2. Pivot_table() Function
The pivot_table() function is used to summarize and aggregate data in a DataFrame. It is similar to the groupby() function but provides additional functionality. Here is an example of how to use the pivot_table() function:
import pandas as pd
# Create a DataFrame
df = pd.DataFrame({
'Name': ['Alice', 'Bob', 'Charlie', 'Alice', 'Bob', 'Charlie'],
'Subject': ['Math', 'Math', 'Math', 'Science', 'Science', 'Science'],
'Score': [90, 80, 70, 85, 75, 65]
})
# Create a pivot table to summarize the data by Name and Subject
pivot_table = pd.pivot_table(df, values='Score', index='Name', columns='Subject', aggfunc='mean')
print(pivot_table)
Output:
Subject Math Science
Name
Alice 90.0 85.0
Bob 80.0 75.0
Charlie 70.0 65.0
In this example, we created a pivot table to summarize the data by 'Name' and 'Subject' columns. The pivot table shows the mean score for each name and subject.
领英推荐
3. Crosstab() Function
The crosstab() function is used to compute a frequency table of two or more factors. It is similar to the pivot_table() function but provides a more concise output. Here is an example of how to use the crosstab() function:
import pandas as pd
# Create a DataFrame
df = pd.DataFrame({
'Name': ['Alice', 'Bob', 'Charlie', 'Alice', 'Bob', 'Charlie'],
'Subject': ['Math', 'Math', 'Math', 'Science', 'Science', 'Science']
})
# Create a crosstab to summarize the data by Name and Subject
crosstab_table = pd.crosstab(df['Name'], df['Subject'])
print(crosstab_table)
Output:
Subject Math Science
Name
Alice 2 1
Bob 1 1
Charlie 1 1
In this example, we created a crosstab to summarize the data by 'Name' and 'Subject' columns.
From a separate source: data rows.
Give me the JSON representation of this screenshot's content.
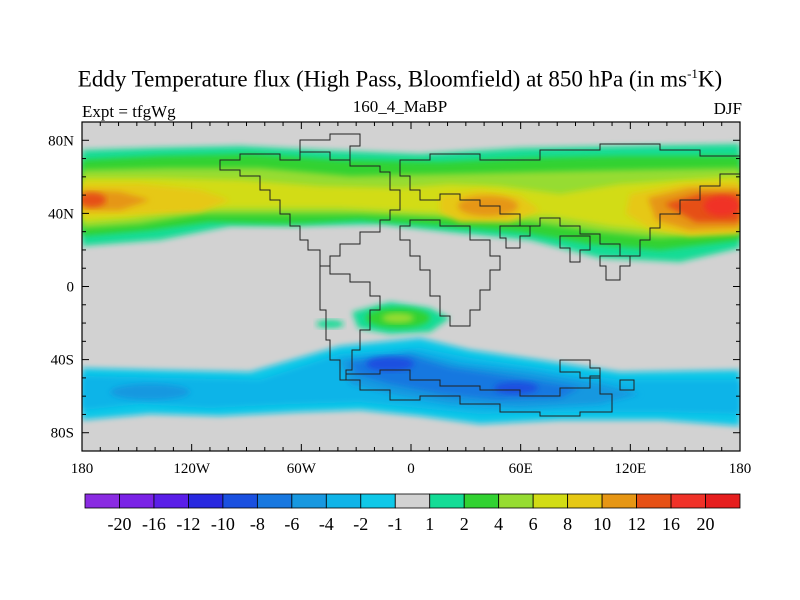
{
  "title_main": "Eddy Temperature flux (High Pass, Bloomfield) at 850 hPa (in ms",
  "title_sup": "-1",
  "title_end": "K)",
  "experiment": "Expt = tfgWg",
  "subtitle": "160_4_MaBP",
  "season": "DJF",
  "lat_labels": [
    "80N",
    "40N",
    "0",
    "40S",
    "80S"
  ],
  "lon_labels": [
    "180",
    "120W",
    "60W",
    "0",
    "60E",
    "120E",
    "180"
  ],
  "colorbar": {
    "labels": [
      "-20",
      "-16",
      "-12",
      "-10",
      "-8",
      "-6",
      "-4",
      "-2",
      "-1",
      "1",
      "2",
      "4",
      "6",
      "8",
      "10",
      "12",
      "16",
      "20"
    ],
    "colors": [
      "#8a2be2",
      "#7a22e6",
      "#5a1ee8",
      "#2828e0",
      "#1a50e0",
      "#1878e0",
      "#1898e0",
      "#10b4e8",
      "#10c8e8",
      "#d2d2d2",
      "#14dc96",
      "#32d232",
      "#96dc32",
      "#d2dc14",
      "#e6c814",
      "#e69614",
      "#e65014",
      "#f03228",
      "#e61e1e"
    ]
  },
  "map": {
    "background_color": "#d2d2d2",
    "lat_range": [
      -90,
      90
    ],
    "lon_range": [
      -180,
      180
    ]
  }
}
The crosstab table shows the frequency of each name and subject combination.
Using User-Defined Functions
Here is an example of how to use groupby() and apply() together:
import pandas as pd
# Create a DataFrame
df = pd.DataFrame({
'Name': ['Alice', 'Bob', 'Charlie', 'Alice', 'Bob', 'Charlie'],
'Score': [90, 80, 70, 85, 75, 65]
})
# Define a custom function to apply to each group
def normalize_scores(group):
"""
Return a Series with the normalized scores for the input group.
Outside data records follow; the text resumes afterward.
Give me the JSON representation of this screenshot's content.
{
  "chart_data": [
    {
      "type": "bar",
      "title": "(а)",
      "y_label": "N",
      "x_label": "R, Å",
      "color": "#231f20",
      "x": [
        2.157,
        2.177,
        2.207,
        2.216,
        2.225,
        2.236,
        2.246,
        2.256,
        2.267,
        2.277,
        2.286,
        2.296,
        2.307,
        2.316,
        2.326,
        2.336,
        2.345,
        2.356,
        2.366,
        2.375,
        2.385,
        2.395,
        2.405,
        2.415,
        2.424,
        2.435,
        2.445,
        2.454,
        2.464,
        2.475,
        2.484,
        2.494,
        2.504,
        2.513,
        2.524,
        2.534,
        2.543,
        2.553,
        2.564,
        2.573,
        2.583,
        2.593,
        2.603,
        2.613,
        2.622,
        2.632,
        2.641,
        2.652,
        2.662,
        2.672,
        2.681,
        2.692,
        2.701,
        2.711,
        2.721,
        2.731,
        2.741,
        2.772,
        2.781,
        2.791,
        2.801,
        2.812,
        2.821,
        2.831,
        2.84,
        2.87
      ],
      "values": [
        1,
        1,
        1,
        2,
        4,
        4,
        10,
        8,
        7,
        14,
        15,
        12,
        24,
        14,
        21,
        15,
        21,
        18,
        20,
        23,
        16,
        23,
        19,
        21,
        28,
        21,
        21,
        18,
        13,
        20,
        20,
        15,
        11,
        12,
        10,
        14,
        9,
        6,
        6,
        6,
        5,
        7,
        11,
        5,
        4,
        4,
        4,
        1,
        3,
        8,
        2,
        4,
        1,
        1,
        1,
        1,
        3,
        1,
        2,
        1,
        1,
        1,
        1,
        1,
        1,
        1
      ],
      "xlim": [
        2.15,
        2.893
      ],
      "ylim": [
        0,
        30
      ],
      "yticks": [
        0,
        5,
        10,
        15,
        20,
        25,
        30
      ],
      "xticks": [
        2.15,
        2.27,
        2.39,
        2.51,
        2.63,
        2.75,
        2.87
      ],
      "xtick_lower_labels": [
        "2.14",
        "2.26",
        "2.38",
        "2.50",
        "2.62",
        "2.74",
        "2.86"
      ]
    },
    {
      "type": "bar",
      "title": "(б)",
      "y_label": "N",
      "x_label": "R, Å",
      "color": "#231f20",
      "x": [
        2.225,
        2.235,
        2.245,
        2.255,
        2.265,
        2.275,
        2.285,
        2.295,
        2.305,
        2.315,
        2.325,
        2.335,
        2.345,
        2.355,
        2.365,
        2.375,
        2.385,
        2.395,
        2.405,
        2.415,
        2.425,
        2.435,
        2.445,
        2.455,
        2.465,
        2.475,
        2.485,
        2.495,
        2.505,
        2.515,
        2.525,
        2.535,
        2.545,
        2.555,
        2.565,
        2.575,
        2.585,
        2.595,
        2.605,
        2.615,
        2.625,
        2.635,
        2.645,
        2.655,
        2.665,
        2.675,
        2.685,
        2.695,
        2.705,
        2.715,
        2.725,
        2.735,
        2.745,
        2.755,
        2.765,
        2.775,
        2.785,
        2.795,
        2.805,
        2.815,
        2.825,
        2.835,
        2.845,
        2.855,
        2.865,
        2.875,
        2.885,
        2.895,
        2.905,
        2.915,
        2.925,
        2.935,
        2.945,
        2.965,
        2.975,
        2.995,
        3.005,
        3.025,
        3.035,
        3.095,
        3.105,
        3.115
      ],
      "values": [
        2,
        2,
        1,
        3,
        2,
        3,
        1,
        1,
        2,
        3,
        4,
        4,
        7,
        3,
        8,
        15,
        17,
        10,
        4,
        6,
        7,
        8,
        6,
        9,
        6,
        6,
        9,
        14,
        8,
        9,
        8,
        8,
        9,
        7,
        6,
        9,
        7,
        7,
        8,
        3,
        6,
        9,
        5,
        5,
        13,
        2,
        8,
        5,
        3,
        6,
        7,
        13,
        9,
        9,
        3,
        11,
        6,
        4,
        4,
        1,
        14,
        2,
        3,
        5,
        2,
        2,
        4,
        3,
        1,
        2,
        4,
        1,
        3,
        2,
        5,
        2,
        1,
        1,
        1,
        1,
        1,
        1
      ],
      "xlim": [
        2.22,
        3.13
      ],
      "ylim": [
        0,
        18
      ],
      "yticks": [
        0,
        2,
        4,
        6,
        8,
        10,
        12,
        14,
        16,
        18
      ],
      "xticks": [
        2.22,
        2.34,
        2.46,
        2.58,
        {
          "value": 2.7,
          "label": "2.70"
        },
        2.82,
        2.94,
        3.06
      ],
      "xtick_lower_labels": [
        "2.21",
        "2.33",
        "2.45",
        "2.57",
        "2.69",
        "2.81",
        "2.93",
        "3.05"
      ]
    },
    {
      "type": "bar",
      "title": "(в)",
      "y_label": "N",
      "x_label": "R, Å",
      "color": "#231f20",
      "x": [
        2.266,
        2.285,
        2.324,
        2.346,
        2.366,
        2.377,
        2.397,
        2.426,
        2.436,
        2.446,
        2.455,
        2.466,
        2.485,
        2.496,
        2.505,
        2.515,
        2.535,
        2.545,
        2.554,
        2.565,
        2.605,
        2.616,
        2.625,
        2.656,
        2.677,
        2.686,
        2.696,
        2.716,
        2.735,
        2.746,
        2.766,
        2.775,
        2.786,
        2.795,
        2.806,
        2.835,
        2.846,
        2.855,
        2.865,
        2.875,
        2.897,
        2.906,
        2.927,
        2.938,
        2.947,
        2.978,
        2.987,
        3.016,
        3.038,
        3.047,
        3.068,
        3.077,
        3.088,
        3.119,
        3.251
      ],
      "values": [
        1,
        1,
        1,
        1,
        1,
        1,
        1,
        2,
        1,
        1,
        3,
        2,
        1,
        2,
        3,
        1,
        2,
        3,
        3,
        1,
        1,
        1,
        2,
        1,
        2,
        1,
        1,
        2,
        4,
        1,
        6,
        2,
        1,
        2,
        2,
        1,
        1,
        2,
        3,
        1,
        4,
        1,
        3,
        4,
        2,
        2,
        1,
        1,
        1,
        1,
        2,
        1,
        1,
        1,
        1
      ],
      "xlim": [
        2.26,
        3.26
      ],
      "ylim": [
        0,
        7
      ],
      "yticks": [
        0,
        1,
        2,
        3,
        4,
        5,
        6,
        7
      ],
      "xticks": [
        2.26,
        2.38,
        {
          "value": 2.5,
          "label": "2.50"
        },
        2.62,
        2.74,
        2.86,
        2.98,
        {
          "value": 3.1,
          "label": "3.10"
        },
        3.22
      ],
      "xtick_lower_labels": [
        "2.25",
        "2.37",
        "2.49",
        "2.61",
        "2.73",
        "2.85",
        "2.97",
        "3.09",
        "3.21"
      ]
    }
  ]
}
The normalized score is calculated as the difference between
each score and the mean score for the group.
"""
mean_score = group.mean()
normalized_scores = group - mean_score
return normalized_scores
# Group the data by Name column and apply the normalize_scores function to each group
normalized_data = df.groupby('Name')['Score'].apply(normalize_scores)
print(normalized_data)
Output:
0 2.5
1 2.5
2 2.5
3 -2.5
4 -2.5
5 -2.5
Name: Score, dtype: float64
In this example, we defined a custom function called normalize_scores that takes a group of data as input and returns a Series with the normalized scores for that group. We then used the groupby() function to group the data by the 'Name' column, and applied the normalize_scores function to each group using the apply() function. The output shows the normalized scores for each row in the original DataFrame.
To explain the output, the function calculates the mean score for each group, and then subtracts the mean from each score in the group. The result is a Series with the normalized scores for each group. In this example, the scores for Alice, Bob, and Charlie are each 5 points above their respective group means, while the scores for the second row of each group are 5 points below their respective group means.
Conclusion
Aggregating data in Pandas is a powerful tool for summarizing and analyzing large datasets. The groupby(), pivot_table(), and crosstab() functions provide different ways of aggregating data, depending on the specific requirements of your analysis. With these tools, you can quickly gain insights into your data and make informed decisions based on the results.